PELÉ CAIU DO TELHADO E FOI PRO CÉU
(ESBOÇO DE UMA CRÔNICA DA VIDA EM PRETO E BRANCO)
Pelé era um desses cidadãos aos quais nos referimos, comumente, em nossa ignorância institucionalizada pela inteligentsia social preconceituosa e discriminatória, como “pretos de almas brancas”. Autêntico representante da cidadania brasileira. Desses, que não se sabe ao certo como vieram ao mundo. Sem pai, nem mãe, nem parentes. Quando muito, aderentes. Foi o caso de Pelé, que teve, aparentemente, apenas a senhora Cremilda como sua fiel protetora.
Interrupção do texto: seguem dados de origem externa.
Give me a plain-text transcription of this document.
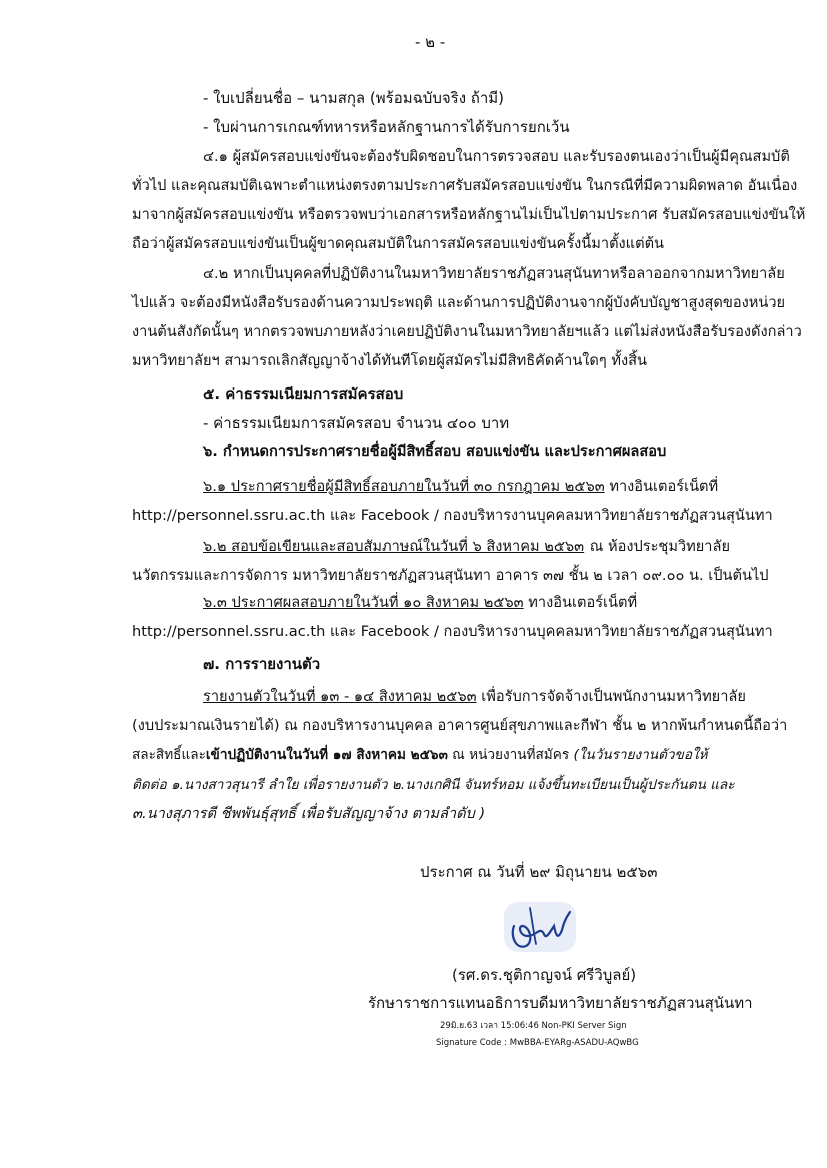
- ๒ -
- ใบเปลี่ยนชื่อ – นามสกุล (พร้อมฉบับจริง ถ้ามี)
- ใบผ่านการเกณฑ์ทหารหรือหลักฐานการได้รับการยกเว้น
๔.๑ ผู้สมัครสอบแข่งขันจะต้องรับผิดชอบในการตรวจสอบ และรับรองตนเองว่าเป็นผู้มีคุณสมบัติ
ทั่วไป และคุณสมบัติเฉพาะตำแหน่งตรงตามประกาศรับสมัครสอบแข่งขัน ในกรณีที่มีความผิดพลาด อันเนื่อง
มาจากผู้สมัครสอบแข่งขัน หรือตรวจพบว่าเอกสารหรือหลักฐานไม่เป็นไปตามประกาศ รับสมัครสอบแข่งขันให้
ถือว่าผู้สมัครสอบแข่งขันเป็นผู้ขาดคุณสมบัติในการสมัครสอบแข่งขันครั้งนี้มาตั้งแต่ต้น
๔.๒ หากเป็นบุคคลที่ปฏิบัติงานในมหาวิทยาลัยราชภัฏสวนสุนันทาหรือลาออกจากมหาวิทยาลัย
ไปแล้ว จะต้องมีหนังสือรับรองด้านความประพฤติ และด้านการปฏิบัติงานจากผู้บังคับบัญชาสูงสุดของหน่วย
งานต้นสังกัดนั้นๆ หากตรวจพบภายหลังว่าเคยปฏิบัติงานในมหาวิทยาลัยฯแล้ว แต่ไม่ส่งหนังสือรับรองดังกล่าว
มหาวิทยาลัยฯ สามารถเลิกสัญญาจ้างได้ทันทีโดยผู้สมัครไม่มีสิทธิคัดค้านใดๆ ทั้งสิ้น
๕. ค่าธรรมเนียมการสมัครสอบ
- ค่าธรรมเนียมการสมัครสอบ จำนวน ๔๐๐ บาท
๖. กำหนดการประกาศรายชื่อผู้มีสิทธิ์สอบ สอบแข่งขัน และประกาศผลสอบ
๖.๑ ประกาศรายชื่อผู้มีสิทธิ์สอบภายในวันที่ ๓๐ กรกฎาคม ๒๕๖๓ ทางอินเตอร์เน็ตที่
http://personnel.ssru.ac.th และ Facebook / กองบริหารงานบุคคลมหาวิทยาลัยราชภัฏสวนสุนันทา
๖.๒ สอบข้อเขียนและสอบสัมภาษณ์ในวันที่ ๖ สิงหาคม ๒๕๖๓ ณ ห้องประชุมวิทยาลัย
นวัตกรรมและการจัดการ มหาวิทยาลัยราชภัฏสวนสุนันทา อาคาร ๓๗ ชั้น ๒ เวลา ๐๙.๐๐ น. เป็นต้นไป
๖.๓ ประกาศผลสอบภายในวันที่ ๑๐ สิงหาคม ๒๕๖๓ ทางอินเตอร์เน็ตที่
http://personnel.ssru.ac.th และ Facebook / กองบริหารงานบุคคลมหาวิทยาลัยราชภัฏสวนสุนันทา
๗. การรายงานตัว
รายงานตัวในวันที่ ๑๓ - ๑๔ สิงหาคม ๒๕๖๓ เพื่อรับการจัดจ้างเป็นพนักงานมหาวิทยาลัย
(งบประมาณเงินรายได้) ณ กองบริหารงานบุคคล อาคารศูนย์สุขภาพและกีฬา ชั้น ๒ หากพ้นกำหนดนี้ถือว่า
สละสิทธิ์และเข้าปฏิบัติงานในวันที่ ๑๗ สิงหาคม ๒๕๖๓ ณ หน่วยงานที่สมัคร (ในวันรายงานตัวขอให้
ติดต่อ ๑.นางสาวสุนารี ลำใย เพื่อรายงานตัว ๒.นางเกศินี จันทร์หอม แจ้งขึ้นทะเบียนเป็นผู้ประกันตน และ
๓.นางสุภารตี ชีพพันธุ์สุทธิ์ เพื่อรับสัญญาจ้าง ตามลำดับ )
ประกาศ ณ วันที่ ๒๙ มิถุนายน ๒๕๖๓
(รศ.ดร.ชุติกาญจน์ ศรีวิบูลย์)
รักษาราชการแทนอธิการบดีมหาวิทยาลัยราชภัฏสวนสุนันทา
29มิ.ย.63 เวลา 15:06:46 Non-PKI Server Sign
Signature Code : MwBBA-EYARg-ASADU-AQwBG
Assim, Gelson, como era propriamente chamado por dona Cremilda, surgiu na Rua Dionísio, na Penha. Um “toco de gente” que logo cedo se tornou “um Pelé”, driblando o destino para se inserir na categoria das gentes ditas “normais”. Não fosse o malfadado vínculo ancestral estampado na pele, teria ele alcançado o seu objetivo no jogo da vida. Pois, conquistou a atenção de alguns, o carinho de outros e o respeito de todos, pelo exemplo de honestidade, dentre outras virtudes que possuía. Trabalhou e vadiou pelas ruas e vielas do “Asfalto” e das “Favelas”. Transitou pelas searas dos Brancos e dos Negros. Freqüentou seus lares, seus bares, seus costumes. Conheceu (sem tocar) seus vícios.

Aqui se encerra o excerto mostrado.